0
0
AirflowHow-ToBeginner · 4 min read

How to Use TaskGroup in Airflow for Better DAG Organization

Use TaskGroup in Airflow to group related tasks inside a DAG for better organization and visualization. Wrap tasks inside a with TaskGroup('group_id') as group: block and then add the group to your DAG.
📐

Syntax

The TaskGroup is used inside a DAG to group tasks. You create it with TaskGroup(group_id, tooltip=None). Inside the with block, define tasks that belong to this group. This helps to visually cluster tasks in the Airflow UI.

  • group_id: Unique identifier for the task group.
  • tooltip: Optional description shown on hover in UI.
python
from airflow import DAG
from airflow.utils.task_group import TaskGroup
from airflow.operators.dummy_operator import DummyOperator
from datetime import datetime

default_args = {'start_date': datetime(2024, 1, 1)}

dag = DAG('example_taskgroup', default_args=default_args, schedule_interval='@daily')

with dag:
    start = DummyOperator(task_id='start')

    with TaskGroup('group1', tooltip='Tasks in group 1') as group1:
        task_a = DummyOperator(task_id='task_a')
        task_b = DummyOperator(task_id='task_b')

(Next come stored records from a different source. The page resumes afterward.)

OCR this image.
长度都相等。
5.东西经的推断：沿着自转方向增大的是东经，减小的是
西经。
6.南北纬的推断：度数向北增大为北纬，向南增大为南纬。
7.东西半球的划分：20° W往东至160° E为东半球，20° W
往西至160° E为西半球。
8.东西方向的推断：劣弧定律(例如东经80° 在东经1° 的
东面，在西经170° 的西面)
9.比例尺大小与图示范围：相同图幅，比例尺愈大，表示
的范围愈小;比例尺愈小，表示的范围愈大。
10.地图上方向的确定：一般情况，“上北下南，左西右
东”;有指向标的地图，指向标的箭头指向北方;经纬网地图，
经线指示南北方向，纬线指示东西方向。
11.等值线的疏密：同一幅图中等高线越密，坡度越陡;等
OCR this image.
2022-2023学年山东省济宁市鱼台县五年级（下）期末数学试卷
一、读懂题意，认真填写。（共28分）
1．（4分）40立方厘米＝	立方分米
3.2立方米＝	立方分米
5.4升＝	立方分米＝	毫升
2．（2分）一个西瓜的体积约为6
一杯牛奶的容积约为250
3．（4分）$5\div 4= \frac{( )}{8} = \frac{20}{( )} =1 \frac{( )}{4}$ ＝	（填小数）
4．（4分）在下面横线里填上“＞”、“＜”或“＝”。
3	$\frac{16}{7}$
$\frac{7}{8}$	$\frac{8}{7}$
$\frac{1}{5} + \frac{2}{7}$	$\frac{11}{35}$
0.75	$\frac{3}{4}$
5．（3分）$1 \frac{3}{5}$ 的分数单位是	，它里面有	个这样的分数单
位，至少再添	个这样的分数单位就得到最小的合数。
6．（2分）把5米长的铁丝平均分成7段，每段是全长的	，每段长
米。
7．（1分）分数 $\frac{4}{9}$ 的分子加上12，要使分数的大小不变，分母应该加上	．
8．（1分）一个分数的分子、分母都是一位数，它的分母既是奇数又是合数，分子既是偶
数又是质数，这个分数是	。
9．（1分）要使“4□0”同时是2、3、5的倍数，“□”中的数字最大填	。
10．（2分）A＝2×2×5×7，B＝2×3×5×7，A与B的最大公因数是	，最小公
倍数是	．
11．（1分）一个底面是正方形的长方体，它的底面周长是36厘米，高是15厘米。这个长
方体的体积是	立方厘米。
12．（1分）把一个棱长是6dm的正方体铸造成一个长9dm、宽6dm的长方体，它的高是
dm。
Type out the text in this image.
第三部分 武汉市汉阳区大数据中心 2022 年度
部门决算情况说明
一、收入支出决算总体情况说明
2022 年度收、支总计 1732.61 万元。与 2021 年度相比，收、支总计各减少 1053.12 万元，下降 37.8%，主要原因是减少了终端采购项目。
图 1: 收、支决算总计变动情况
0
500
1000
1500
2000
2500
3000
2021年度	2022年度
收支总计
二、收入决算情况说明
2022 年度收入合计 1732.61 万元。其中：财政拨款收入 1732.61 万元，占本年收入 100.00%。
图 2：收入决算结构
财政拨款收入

    end = DummyOperator(task_id='end')

    start >> group1 >> end
💻

Example

This example shows how to create a DAG with a TaskGroup named 'group1' containing two dummy tasks. The tasks are executed after a start task and before an end task, demonstrating task grouping and dependencies.

python
from airflow import DAG
from airflow.utils.task_group import TaskGroup
from airflow.operators.dummy_operator import DummyOperator
from datetime import datetime

default_args = {'start_date': datetime(2024, 1, 1)}

dag = DAG('taskgroup_example', default_args=default_args, schedule_interval='@daily')

with dag:
    start = DummyOperator(task_id='start')

    with TaskGroup('group1') as group1:
        task_a = DummyOperator(task_id='task_a')
        task_b = DummyOperator(task_id='task_b')

    end = DummyOperator(task_id='end')

    start >> group1 >> end
Output
INFO - Starting DAG run for taskgroup_example INFO - Executing task start INFO - Executing task task_a INFO - Executing task task_b INFO - Executing task end INFO - DAG run completed successfully
⚠️

Common Pitfalls

Common mistakes when using TaskGroup include:

  • Not using with block, which breaks grouping.
  • Using duplicate group_id values in the same DAG.
  • Incorrect task dependencies outside the group causing unexpected execution order.

Always ensure tasks inside a TaskGroup are defined within the with TaskGroup() block and that group_id is unique.

python
from airflow import DAG
from airflow.utils.task_group import TaskGroup
from airflow.operators.dummy_operator import DummyOperator
from datetime import datetime

default_args = {'start_date': datetime(2024, 1, 1)}

dag = DAG('wrong_taskgroup', default_args=default_args, schedule_interval='@daily')

with dag:
    start = DummyOperator(task_id='start')

    # Wrong: tasks defined outside the TaskGroup context
    group1 = TaskGroup('group1')
    task_a = DummyOperator(task_id='task_a', task_group=group1)
    task_b = DummyOperator(task_id='task_b', task_group=group1)

    end = DummyOperator(task_id='end')

    start >> group1 >> end

# Right way:
with dag:
    start = DummyOperator(task_id='start')

    with TaskGroup('group1') as group1:
        task_a = DummyOperator(task_id='task_a')
        task_b = DummyOperator(task_id='task_b')

    end = DummyOperator(task_id='end')

    start >> group1 >> end
📊

Quick Reference

FeatureDescription
TaskGroup(group_id, tooltip=None)Create a group of tasks with an optional tooltip.
Use with TaskGroup(...) as group:Define tasks inside this block to belong to the group.
Unique group_idEach TaskGroup must have a unique ID within the DAG.
Task dependenciesSet dependencies between groups or tasks as usual.
Visual groupingGroups appear as collapsible boxes in Airflow UI for clarity.

Key Takeaways

Use TaskGroup with a unique group_id inside a DAG to organize related tasks visually.
Define tasks inside the with TaskGroup(...) block to include them in the group.
Set dependencies between TaskGroups and tasks normally to control execution order.
Avoid defining tasks outside the TaskGroup context to prevent grouping errors.
TaskGroups improve DAG readability and make complex workflows easier to manage.